As the game began, I quickly realized something: the game of baseball is mind-numbingly slow and so boring that I believe we all lost a few IQ points for sitting there watching the contest between the Cubs and the White Sox.  Ironically, I grew up playing baseball, and I loved it.  Well, I might not have LOVED IT, but it was the only sport at which I had a modicum of talent and could hold my own on the field without embarrassing myself.  Basketball, football, soccer, etc. – none of these sports held any fascination for me.  Weird! 

Near the end of the second inning, a woman came to our section and reminded us to wear our pink shirts for the photo.  What made me laugh was this statement: “Come on all you White Sox fans.  We put the Cubs logo on the back of the shirts on purpose so you wouldn’t have a problem wearing this for a photo opportunity for a good cause.”  While the two teams are in different leagues, the cross-town rivalry is alive and well, and the “pink shirt” organizers knew their audience.  Kudos to them!  My mom’s a survivor and so are a number of phenomenally brave women I’ve been lucky enough to know in my life. 

The bleacher fans were some of the nicest people I’ve ever met.  Despite their “niceness”, I couldn’t take it any longer after the fourth inning.  The combination of the sports equivalent of watching paint dry and the cold assaulting me at every turn, I decided it was time to get back on the train and make like a baby and head out.  As I was leaving, I looked down and noticed that the ivy on the brick wall on which the bleachers sat was completely dead.  Apparently, this stuff doesn’t grow well in subarctic temperatures either. 

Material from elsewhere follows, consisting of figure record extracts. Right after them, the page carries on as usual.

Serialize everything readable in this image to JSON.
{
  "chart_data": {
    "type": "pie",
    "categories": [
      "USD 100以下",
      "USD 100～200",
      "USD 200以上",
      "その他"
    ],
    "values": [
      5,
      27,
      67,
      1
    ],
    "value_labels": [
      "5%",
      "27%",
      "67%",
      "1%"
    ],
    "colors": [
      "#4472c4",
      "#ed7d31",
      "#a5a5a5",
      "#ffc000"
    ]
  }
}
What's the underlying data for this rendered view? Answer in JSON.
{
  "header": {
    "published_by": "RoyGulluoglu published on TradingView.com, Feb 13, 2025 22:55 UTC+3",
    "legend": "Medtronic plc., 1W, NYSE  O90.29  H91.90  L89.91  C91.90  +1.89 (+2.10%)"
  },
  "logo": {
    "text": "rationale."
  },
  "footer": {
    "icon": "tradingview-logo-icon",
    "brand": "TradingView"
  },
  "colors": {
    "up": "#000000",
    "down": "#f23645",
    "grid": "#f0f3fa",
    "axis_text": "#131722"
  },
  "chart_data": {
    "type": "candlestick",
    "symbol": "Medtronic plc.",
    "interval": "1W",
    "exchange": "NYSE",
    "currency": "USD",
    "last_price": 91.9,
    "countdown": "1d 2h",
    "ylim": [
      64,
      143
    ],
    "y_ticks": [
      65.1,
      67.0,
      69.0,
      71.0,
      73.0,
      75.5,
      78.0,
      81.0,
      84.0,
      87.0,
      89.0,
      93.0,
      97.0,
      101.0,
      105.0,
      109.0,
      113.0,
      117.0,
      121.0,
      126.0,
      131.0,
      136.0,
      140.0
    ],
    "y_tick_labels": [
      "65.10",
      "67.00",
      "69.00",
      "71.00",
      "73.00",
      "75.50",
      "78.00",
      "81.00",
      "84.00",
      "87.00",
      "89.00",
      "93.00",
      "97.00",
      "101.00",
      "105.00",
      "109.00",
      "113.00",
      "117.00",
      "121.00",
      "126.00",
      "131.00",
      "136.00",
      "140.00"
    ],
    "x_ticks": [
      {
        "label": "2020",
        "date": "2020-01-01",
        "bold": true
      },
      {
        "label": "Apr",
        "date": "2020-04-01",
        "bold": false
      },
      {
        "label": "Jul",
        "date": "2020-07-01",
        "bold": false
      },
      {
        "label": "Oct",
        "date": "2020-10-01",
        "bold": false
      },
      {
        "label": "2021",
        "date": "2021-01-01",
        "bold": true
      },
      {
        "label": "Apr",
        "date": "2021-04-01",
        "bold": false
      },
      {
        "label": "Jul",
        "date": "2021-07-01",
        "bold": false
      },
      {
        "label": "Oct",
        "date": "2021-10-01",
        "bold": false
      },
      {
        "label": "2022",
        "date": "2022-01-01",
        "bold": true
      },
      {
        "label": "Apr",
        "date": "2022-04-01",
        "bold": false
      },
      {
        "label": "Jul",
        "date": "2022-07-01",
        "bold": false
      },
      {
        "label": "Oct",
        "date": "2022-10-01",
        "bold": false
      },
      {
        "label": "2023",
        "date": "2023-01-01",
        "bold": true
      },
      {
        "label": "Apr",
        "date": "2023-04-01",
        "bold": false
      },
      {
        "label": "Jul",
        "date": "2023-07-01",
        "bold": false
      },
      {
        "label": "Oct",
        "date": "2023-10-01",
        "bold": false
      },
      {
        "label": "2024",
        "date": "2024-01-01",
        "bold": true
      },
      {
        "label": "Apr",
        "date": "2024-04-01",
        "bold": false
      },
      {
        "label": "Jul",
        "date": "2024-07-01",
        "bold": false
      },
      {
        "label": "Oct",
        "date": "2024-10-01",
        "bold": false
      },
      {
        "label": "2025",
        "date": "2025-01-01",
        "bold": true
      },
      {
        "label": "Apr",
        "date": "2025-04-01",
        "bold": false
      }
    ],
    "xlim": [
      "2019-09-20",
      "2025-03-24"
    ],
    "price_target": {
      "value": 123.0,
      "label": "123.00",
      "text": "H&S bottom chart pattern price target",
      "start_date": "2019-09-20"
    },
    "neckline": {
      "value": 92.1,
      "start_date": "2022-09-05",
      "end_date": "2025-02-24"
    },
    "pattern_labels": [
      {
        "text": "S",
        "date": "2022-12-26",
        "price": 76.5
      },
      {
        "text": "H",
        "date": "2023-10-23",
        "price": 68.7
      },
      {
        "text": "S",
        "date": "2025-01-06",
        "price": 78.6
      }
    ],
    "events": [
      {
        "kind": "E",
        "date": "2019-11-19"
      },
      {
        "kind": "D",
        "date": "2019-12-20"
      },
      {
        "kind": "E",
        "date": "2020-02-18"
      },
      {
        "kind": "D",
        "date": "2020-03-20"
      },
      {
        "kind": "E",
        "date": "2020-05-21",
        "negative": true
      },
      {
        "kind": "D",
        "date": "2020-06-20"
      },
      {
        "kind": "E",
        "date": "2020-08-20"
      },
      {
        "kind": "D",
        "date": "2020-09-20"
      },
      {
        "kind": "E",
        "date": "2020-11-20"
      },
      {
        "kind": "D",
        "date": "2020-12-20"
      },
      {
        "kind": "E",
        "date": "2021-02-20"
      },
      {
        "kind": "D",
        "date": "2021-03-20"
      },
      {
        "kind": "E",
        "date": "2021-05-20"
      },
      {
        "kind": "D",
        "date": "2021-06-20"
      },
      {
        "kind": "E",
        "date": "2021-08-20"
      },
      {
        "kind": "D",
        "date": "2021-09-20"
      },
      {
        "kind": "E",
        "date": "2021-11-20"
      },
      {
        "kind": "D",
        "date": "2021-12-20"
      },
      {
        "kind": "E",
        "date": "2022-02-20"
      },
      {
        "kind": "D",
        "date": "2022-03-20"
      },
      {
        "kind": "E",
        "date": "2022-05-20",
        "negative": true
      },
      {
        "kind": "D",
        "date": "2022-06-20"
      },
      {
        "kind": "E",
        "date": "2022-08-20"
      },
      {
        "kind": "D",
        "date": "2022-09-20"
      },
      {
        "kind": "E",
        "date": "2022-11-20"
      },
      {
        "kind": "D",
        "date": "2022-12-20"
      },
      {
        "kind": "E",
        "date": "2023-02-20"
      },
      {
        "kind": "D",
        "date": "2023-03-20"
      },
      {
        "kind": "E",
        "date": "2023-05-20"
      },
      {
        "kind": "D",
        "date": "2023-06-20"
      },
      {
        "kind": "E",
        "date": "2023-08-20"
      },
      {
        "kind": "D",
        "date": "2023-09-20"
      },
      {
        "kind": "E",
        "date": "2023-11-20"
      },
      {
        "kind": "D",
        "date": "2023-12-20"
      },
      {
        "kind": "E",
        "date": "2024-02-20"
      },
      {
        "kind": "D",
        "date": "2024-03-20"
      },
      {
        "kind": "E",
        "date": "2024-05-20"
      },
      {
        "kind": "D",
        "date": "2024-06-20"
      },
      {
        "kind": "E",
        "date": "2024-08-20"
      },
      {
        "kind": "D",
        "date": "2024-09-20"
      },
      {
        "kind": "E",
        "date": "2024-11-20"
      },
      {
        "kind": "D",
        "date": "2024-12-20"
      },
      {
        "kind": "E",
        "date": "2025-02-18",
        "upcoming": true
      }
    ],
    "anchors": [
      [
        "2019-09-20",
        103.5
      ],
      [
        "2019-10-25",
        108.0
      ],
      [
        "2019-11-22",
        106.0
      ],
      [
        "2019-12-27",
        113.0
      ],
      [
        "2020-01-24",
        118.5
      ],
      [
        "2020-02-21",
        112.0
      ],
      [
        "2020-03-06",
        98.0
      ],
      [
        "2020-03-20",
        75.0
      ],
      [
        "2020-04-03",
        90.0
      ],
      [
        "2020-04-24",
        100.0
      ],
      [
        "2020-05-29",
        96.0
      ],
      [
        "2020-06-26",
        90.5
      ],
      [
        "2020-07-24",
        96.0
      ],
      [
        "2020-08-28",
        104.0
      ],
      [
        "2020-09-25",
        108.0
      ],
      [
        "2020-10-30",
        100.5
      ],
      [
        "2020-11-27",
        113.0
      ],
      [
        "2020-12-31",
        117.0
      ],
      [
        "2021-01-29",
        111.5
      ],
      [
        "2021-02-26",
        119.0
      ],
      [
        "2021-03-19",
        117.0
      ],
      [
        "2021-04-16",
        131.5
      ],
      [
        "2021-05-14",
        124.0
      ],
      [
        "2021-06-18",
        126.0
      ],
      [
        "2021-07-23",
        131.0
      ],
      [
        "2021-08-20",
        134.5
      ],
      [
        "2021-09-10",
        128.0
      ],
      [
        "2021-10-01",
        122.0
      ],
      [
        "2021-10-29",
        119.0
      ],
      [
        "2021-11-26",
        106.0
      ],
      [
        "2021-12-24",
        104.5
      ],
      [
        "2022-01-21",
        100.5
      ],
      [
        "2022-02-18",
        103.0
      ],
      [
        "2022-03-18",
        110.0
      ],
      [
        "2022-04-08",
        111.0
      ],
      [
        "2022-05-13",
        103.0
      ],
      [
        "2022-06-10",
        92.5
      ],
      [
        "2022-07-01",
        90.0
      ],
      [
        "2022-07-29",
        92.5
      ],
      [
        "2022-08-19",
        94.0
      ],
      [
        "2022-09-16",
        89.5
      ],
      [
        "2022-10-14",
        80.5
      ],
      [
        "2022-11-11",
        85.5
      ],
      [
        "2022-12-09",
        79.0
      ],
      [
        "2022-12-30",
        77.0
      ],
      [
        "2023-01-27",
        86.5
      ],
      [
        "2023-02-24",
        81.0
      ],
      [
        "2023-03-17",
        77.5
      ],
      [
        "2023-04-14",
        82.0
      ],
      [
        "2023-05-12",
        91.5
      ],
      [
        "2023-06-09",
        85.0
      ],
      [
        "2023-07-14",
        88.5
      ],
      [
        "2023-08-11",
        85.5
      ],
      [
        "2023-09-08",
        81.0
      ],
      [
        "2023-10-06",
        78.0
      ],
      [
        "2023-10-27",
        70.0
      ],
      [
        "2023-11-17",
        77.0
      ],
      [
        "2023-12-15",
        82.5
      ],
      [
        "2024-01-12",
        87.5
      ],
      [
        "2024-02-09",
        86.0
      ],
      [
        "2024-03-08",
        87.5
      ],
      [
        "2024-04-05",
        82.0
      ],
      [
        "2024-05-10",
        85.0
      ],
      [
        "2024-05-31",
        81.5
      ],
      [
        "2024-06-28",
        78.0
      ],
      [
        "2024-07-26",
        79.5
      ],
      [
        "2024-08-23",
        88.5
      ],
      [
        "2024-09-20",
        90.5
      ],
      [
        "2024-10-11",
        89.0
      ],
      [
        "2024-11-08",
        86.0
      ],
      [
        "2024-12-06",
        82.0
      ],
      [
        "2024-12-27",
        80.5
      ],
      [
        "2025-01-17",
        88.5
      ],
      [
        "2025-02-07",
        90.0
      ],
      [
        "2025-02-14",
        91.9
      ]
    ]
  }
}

My train ride back to my car was moving along smoothly for the first three or four stops.  Suddenly, without any prelude, one of my fellow riders screamed at the top of his lungs – it was a sound one would expect coming out of the mouth of a 13 year-old girl watching “Texas Chainsaw Massacre” (which would be odd because that movie is rated “R”, and no responsible adult should take an impressionable girl to watch such a thing, but that’s another topic for another day).  As I looked in the direction of the scream, I noted it was coming from a 40-something dude who proceeded to tell the entire train car the differences between what a heterosexual man and a homosexual man . . . prefer.  After he was satisfied that we were clear on this subject, he “educated” us on the correct terms for castration as it applied to the different genders (given the degree of detail he shared with us, I’m pretty sure he paid attention that day in biology class).  His stop came just in time – there was a guy on the other end of the car who didn’t seem to be following Screaming Sammy’s lecture, and I was afraid we were about to get a demonstration.  After Sammy left the car, the rest of the ride was practically silent.  I could tell my fellow riders were glad to see the back of this guy, but truth be told, I was beginning to be nostalgic for my days in New York City on the subway.  I still remember the guy who got into our car in Harlem and walked around asking for money.  When he didn’t get the amount he was seeking, he started playing a saxophone.  Of course, he hadn’t taken a single saxophone lesson in his life, and he WASN’T a child prodigy.  After about ten seconds (that seemed like ten minutes) of unmitigated noise, sax man said, “I won’t stop until you give me some money.”  And we all dug into our pockets for as much loose change as we could find. 




The rest of my time in Chicago was fairly uneventful.  And the plane ride home was okay except for the toddler who sat behind me with restless leg syndrome and a mother who was absolutely oblivious.  I can’t blame the kid because, well, he’s a kid, and his mother obviously stayed for all nine innings of the game the night before and lost too many IQ points to be a responsible adult.